CSI: Motion Experiment, Episode 1: The Detector Is Blind.

A reader is having an issue with motion detectors and semi-quantitative experimental results:

Hello there! I hope your year has started off well. Mine has. I am very happy with my results from last year, implementing your teaching/activity techniques with the students. Thank you very much for all of your guidance.

I am noticing that during the in class lab exercises kinematics - those are the ones where we have a track, cart, and motion detector, and double the time, then double the acceleration, then double the initial velocity - that the double time experiment yields very high percent errors for most students. I thought it might be a sensor issue, but I zeroed the sensors and did the experiment myself on the setups giving trouble, and I am getting the same thing the kids are. It's supposed to be a multiplier of 4 for the distance, but I am getting 2.6, 2.9, 3.3...very low to what it should be. I'm now thinking it may be an issue with friction, because usually the lower the incline the worse the result, but too high and we don't have enough space to get a good time interval (I only have 1 meter long tracks). I am using the metal pasco tracks with the plastic pasco carts.
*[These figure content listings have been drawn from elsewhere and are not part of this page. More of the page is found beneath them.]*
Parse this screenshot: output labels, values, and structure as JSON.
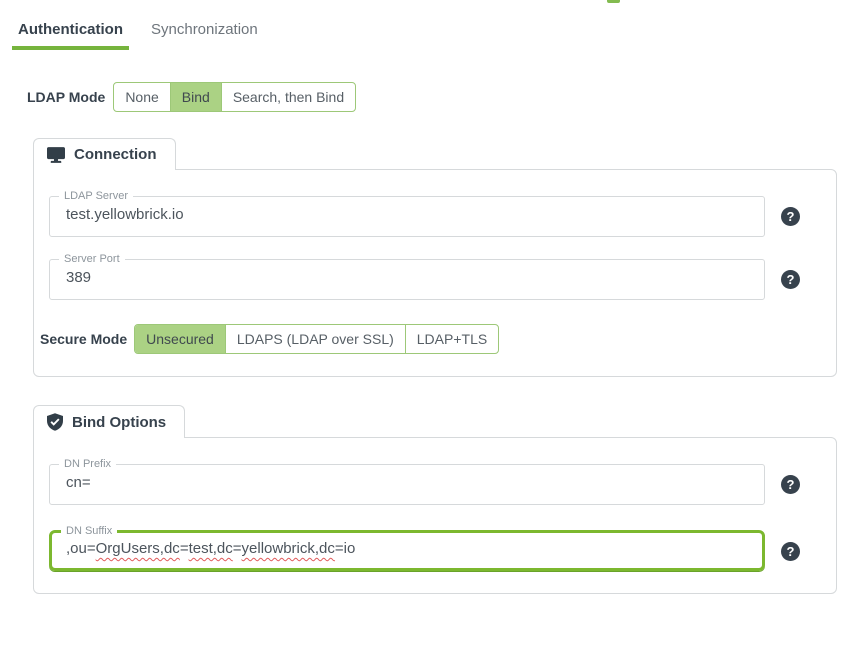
{
  "tab_bar": {
    "tabs": [
      {
        "label": "Authentication",
        "active": true
      },
      {
        "label": "Synchronization",
        "active": false
      }
    ]
  },
  "ldap_mode": {
    "label": "LDAP Mode",
    "options": [
      {
        "label": "None",
        "selected": false
      },
      {
        "label": "Bind",
        "selected": true
      },
      {
        "label": "Search, then Bind",
        "selected": false
      }
    ]
  },
  "connection": {
    "title": "Connection",
    "icon": "monitor-icon",
    "ldap_server": {
      "label": "LDAP Server",
      "value": "test.yellowbrick.io"
    },
    "server_port": {
      "label": "Server Port",
      "value": "389"
    },
    "secure_mode": {
      "label": "Secure Mode",
      "options": [
        {
          "label": "Unsecured",
          "selected": true
        },
        {
          "label": "LDAPS (LDAP over SSL)",
          "selected": false
        },
        {
          "label": "LDAP+TLS",
          "selected": false
        }
      ]
    }
  },
  "bind_options": {
    "title": "Bind Options",
    "icon": "shield-check-icon",
    "dn_prefix": {
      "label": "DN Prefix",
      "value": "cn="
    },
    "dn_suffix": {
      "label": "DN Suffix",
      "value": ",ou=OrgUsers,dc=test,dc=yellowbrick,dc=io",
      "focused": true,
      "segments": [
        {
          "text": ",ou=",
          "misspelled": false
        },
        {
          "text": "OrgUsers,dc",
          "misspelled": true
        },
        {
          "text": "=",
          "misspelled": false
        },
        {
          "text": "test,dc",
          "misspelled": true
        },
        {
          "text": "=",
          "misspelled": false
        },
        {
          "text": "yellowbrick,dc",
          "misspelled": true
        },
        {
          "text": "=io",
          "misspelled": false
        }
      ]
    }
  },
  "help": {
    "glyph": "?"
  },
  "colors": {
    "accent_green": "#76b43d",
    "focus_green": "#7cb82f",
    "segment_border": "#9dc878",
    "segment_selected_bg": "#abd284",
    "dark": "#37424d",
    "border_gray": "#d6d9db",
    "label_gray": "#8d959c",
    "text_gray": "#4c545c",
    "muted_gray": "#6e757c",
    "squiggle_red": "#e05a5a"
  }
}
The carts are on the older side, so I'm thinking that friction with the wheels might be throwing off results. 

Do you have any input on this? Do you experience the same thing? 

Hey!  I've got some thoughts.  I don't think it's a friction problem - the friction is there even for the smaller time, and in any case is not going to cause that much of a difference between what's predicted and what's measured.

One issue might be the 15 cm blind spot* for the sonic detector.  Depending on whether you're moving toward or away from the detector, you may well be missing a significant fraction of the distance the cart traveled.  After all, the blind spot is 15% of the entire track length!    Another less likely issue is that I've had students measure (and thus double) the time from when the detector was started, not the time that the cart was moving.  

*The green Vernier detectors that I use have a 15 cm blind spot.  The decade-old blue Vernier detectors have a 40 cm blind spot.  I don't know what the PASCO detector blind spot length is, but it exists.

The way I'd suggest doing this particular problem is in one trial.  Set the detector at the high end of the track.  Place the cart's back end 15 cm from the detector.  Press play, WAIT FOR THE CLICKS, and let the cart go once the detector has started running.  Use the position time graph made by the detector.  Check the distance traveled after the cart has moved, say, for 0.30 s.  (Not when the labquest says t = 0.30 s, 0.30 s after the cart begins to move.  You can check the velocity-time graph to see when the vertical axis value first moves away from zero.)  Then check the distance traveled after the cart has moved for 0.60 s.  I'll bet you come closer to a factor of four increase.

Do you have a PASCO smartcart?  Those will get much better data; and, you can use them on a long plank of wood instead of on the track - if the cart moves slightly off a straight line, the motion encoder in the smartcart's wheels will still work.

Hope this helps!

Epilogue:  Turns out the reader didn't know about the motion detector's blind spot, and so was especially confused that the cart moving toward the detector gave a consistently different result than a cart moving away from the detector.  She solved the problem using the experimental suggestion above.  Awesome.